We all know about the “Black Box” which is used in aircraft. It is a very important component in an aircraft as it tells the tale of what happened inside the aircraft which lead to any machinery failure or any communication system failure, which ultimately led to the crash. Similarly ships also have a “Black Box” installed in them. It is called as “VDR” or the “Voyage Data Recorder.” It is also called as MBB, “Maritime Black Box. In this article, let us discuss about the regulations, functions and uses of VDR’s.
What is a VDR?
VDR is the acronym for Voyage Data Recorder.
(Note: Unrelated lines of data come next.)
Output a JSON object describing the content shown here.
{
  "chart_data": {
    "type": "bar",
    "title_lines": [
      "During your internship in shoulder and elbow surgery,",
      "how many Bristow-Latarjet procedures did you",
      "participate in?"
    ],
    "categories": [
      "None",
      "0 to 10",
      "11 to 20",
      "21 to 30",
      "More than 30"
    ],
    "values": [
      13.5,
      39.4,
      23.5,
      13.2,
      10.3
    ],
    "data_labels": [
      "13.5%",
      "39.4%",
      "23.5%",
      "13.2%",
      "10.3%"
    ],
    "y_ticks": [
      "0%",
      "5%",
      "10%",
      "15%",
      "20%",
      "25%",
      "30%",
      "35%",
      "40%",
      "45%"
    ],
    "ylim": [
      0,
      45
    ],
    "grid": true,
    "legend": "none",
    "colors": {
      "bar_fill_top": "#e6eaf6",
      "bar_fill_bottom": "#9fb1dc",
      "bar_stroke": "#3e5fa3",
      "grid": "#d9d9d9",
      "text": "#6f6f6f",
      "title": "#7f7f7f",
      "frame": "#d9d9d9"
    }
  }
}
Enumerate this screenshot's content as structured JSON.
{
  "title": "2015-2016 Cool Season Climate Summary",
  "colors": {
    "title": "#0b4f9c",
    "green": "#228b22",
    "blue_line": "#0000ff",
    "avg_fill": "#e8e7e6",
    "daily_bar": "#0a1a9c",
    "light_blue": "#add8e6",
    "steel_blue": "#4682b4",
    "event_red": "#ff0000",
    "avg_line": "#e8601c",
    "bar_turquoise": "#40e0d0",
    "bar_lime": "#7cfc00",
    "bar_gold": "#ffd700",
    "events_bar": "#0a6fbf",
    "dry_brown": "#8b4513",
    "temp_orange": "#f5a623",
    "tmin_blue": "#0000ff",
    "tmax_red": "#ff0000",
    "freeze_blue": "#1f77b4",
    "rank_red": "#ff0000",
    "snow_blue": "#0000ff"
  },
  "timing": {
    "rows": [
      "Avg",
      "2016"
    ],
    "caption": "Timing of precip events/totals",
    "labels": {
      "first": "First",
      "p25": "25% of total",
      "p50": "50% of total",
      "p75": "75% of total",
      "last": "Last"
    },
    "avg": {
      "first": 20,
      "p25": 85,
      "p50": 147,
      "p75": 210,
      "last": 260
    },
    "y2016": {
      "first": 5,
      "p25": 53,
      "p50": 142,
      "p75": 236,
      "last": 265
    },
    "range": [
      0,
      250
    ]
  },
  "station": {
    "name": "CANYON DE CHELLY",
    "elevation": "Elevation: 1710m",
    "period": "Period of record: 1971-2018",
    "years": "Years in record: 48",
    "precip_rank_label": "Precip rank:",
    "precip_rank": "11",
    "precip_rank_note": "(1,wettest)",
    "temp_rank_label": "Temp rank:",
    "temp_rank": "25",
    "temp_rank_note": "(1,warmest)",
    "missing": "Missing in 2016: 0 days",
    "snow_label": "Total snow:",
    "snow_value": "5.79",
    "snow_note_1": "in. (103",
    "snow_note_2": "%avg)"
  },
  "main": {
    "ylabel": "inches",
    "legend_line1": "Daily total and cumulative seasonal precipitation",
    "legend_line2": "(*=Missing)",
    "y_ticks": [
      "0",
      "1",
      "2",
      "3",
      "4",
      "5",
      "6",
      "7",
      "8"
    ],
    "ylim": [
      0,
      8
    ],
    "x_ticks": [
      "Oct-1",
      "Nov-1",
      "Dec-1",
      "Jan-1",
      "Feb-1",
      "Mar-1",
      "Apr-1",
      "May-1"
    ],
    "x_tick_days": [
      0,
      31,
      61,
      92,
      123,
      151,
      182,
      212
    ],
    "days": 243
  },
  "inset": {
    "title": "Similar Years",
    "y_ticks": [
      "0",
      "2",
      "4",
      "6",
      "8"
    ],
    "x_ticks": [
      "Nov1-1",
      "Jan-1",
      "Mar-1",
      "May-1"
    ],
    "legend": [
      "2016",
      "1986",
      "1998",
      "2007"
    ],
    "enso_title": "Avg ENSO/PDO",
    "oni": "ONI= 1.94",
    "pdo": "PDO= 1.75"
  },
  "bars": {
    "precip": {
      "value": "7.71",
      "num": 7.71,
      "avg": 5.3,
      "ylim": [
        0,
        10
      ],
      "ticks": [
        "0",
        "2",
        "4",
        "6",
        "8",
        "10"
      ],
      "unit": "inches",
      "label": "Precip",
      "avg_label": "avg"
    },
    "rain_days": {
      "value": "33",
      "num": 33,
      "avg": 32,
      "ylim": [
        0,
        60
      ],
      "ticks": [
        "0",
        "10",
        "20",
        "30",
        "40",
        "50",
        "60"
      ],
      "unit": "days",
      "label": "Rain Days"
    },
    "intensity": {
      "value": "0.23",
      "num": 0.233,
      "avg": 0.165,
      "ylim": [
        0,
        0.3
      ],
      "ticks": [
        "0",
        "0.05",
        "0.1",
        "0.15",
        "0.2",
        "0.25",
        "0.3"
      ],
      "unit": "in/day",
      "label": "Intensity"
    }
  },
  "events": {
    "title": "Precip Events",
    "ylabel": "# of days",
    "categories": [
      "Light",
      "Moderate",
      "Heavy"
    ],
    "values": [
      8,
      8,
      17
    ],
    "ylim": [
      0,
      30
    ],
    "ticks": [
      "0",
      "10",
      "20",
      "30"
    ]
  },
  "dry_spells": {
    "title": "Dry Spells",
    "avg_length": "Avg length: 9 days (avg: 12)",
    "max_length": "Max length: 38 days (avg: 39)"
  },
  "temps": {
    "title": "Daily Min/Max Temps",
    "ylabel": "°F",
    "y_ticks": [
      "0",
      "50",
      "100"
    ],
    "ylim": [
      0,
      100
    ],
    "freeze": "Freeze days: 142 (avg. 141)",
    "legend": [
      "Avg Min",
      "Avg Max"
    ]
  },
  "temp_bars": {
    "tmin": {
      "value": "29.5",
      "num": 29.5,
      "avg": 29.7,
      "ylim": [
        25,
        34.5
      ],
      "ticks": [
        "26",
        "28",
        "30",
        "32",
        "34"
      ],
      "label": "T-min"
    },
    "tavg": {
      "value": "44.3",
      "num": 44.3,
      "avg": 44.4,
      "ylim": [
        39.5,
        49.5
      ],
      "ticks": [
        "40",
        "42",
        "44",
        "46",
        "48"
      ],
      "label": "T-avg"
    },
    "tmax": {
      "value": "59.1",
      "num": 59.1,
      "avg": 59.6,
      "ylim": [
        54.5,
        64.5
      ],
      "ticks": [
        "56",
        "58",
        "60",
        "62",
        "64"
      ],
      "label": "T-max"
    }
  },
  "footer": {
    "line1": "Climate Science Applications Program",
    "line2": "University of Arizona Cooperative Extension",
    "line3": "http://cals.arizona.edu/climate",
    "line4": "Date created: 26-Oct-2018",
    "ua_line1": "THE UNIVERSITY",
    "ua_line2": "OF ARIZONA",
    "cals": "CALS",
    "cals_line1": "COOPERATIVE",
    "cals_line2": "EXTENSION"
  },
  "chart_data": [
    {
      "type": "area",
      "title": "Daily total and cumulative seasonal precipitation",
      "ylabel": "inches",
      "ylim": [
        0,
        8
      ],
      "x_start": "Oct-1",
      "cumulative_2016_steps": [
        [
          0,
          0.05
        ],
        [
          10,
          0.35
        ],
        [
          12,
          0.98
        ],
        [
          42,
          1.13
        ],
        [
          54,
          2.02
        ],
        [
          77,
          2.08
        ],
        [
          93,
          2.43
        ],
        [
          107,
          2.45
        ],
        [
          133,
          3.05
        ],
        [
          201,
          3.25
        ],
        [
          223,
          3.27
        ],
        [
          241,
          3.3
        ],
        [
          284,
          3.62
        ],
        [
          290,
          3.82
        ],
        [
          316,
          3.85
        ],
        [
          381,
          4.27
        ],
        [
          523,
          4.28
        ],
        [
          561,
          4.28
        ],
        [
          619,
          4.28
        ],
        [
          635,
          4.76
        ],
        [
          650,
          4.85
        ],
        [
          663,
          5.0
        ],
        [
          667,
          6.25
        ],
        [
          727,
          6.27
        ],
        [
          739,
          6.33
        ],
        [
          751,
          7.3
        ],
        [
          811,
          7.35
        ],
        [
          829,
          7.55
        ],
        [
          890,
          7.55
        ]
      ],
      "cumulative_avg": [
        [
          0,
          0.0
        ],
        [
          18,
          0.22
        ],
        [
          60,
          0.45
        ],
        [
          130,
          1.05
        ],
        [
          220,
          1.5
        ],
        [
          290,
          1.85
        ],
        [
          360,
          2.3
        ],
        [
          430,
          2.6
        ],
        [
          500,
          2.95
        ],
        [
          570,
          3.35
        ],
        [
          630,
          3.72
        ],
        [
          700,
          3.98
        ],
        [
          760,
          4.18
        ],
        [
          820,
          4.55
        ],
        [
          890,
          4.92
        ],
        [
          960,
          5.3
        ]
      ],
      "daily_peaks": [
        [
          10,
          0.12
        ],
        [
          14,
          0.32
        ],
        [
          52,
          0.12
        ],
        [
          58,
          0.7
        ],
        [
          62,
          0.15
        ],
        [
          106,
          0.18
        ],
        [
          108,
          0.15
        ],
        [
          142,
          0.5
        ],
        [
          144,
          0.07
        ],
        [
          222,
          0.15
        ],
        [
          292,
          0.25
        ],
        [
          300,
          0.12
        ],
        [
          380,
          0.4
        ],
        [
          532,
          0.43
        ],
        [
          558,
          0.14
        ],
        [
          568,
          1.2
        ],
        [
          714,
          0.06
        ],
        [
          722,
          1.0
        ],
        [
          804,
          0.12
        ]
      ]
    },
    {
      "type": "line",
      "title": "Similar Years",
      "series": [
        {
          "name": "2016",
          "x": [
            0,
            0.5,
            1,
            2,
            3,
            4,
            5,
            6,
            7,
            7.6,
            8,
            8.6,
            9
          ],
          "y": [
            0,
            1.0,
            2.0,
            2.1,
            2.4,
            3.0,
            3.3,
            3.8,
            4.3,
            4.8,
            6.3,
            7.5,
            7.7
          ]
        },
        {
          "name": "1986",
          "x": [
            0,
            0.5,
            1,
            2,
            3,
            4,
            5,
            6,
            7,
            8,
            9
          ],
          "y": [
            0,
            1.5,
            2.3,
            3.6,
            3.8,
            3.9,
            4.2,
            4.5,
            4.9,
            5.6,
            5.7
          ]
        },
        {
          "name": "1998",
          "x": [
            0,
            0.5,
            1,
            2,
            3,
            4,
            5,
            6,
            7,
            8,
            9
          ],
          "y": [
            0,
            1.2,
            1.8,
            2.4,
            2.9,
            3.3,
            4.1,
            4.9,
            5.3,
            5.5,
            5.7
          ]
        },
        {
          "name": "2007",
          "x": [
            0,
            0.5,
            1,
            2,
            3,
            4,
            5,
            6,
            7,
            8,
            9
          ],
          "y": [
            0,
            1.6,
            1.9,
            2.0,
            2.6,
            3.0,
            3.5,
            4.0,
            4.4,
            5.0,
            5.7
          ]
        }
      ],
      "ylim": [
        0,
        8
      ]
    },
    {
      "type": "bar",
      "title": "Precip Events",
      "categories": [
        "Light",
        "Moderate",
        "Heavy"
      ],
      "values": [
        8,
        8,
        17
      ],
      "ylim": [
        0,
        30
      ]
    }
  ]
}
As per the IMO’s International convention, SOLAS requirement is that every ship must have a VDR located in suitable enclosure, capable of data storage and retrieval when ever required. A VDR is an electronic equipment stored in a suitable enclosure which can be either externally located protective storage unit or may be in a retrievable fixed unit or may be of free floating type and sometimes combined with the EPIRB. Various data involving numerous equipments onboard ship is connected to the VDR with the help of sensors. The VDR collects all these data and stores them in the protective storage unit, after converting its format and reducing its actual size by compressing. This protective storage unit is usually tamperproof specially designed to withstand marine atmospheres of heavy sea, storm, fire, collision, explosion, shock, and it will be safe even if the ship sinks.
One might question about the memory capacity of VDR. It is very essential to note that it has the capability to store data which was collected in the last 12 hours considering any given point of time. The stored data can be easily transferred to a normal PC (personal computer) or even a Laptop and viewed for further investigations. Ship owners and other authorized authorities can retrieve, recover and replay the stored data sometimes for even monitoring performances or efficiency, weather conditions and damage investigations, collision avoidance and for training purpose too. These data may be used for imparting training with the motive of improving the safety standards and some may use with permission for research programs too. Latest systems may even record bridge happenings and voices for investigation if some mishap happens due to communication barriers.
Data stored in VDR
A VDR stores wide variety of data, everything necessary for an investigation of any situation which hinders the safety of the ship or crew or the environment. The data stored are as follows:
1. Position of the vessel, Date and Time. Usually reference taken from UTC ( Universal Time co-ordinate or coordinated universal time), usually from GPS.
2. Speed on water and speed over ground.
3. Audio recorded over VHF radio communications
4. Course of the vessel from Gyro compass.
5. Data from radar or Automatic Identification System (AIS)
- Depth under Keel, taken from echo sounder.
7. Bridge audio for common internal communications capable of recording even in bridge wings.
8. All important IMO mandatory alarms.
9. Any weather tight and water tight hull opening status.
10. Fire door status.
11. Engine order and rudder order with response,
12. Wind speed and wind direction,
13. Hull stresses and corresponding Load/buoyancy curve,
14. Propeller and Thruster direction and RPM. Etc.
SVDR and VDR
There is no Principal difference between the VDR and SVDR. VDR—Voyage Data Recorder and S-VDR is Simplified Voyage Data Recorder. The only difference between these two is the amount of data that can be recorded in each. A VDR must comply with more regulations than S-VDR and it must be capable of storing more data when compared to S-VDR.
The regulations governing the VDR’s can be referred to chapter V on Safety of Navigation of the International Convention for the Safety of Life at Sea, 1974. (SOLAS).
Regulations pertaining to the VDR requirements can be referred at regulation 20 of SOLAS chapter V.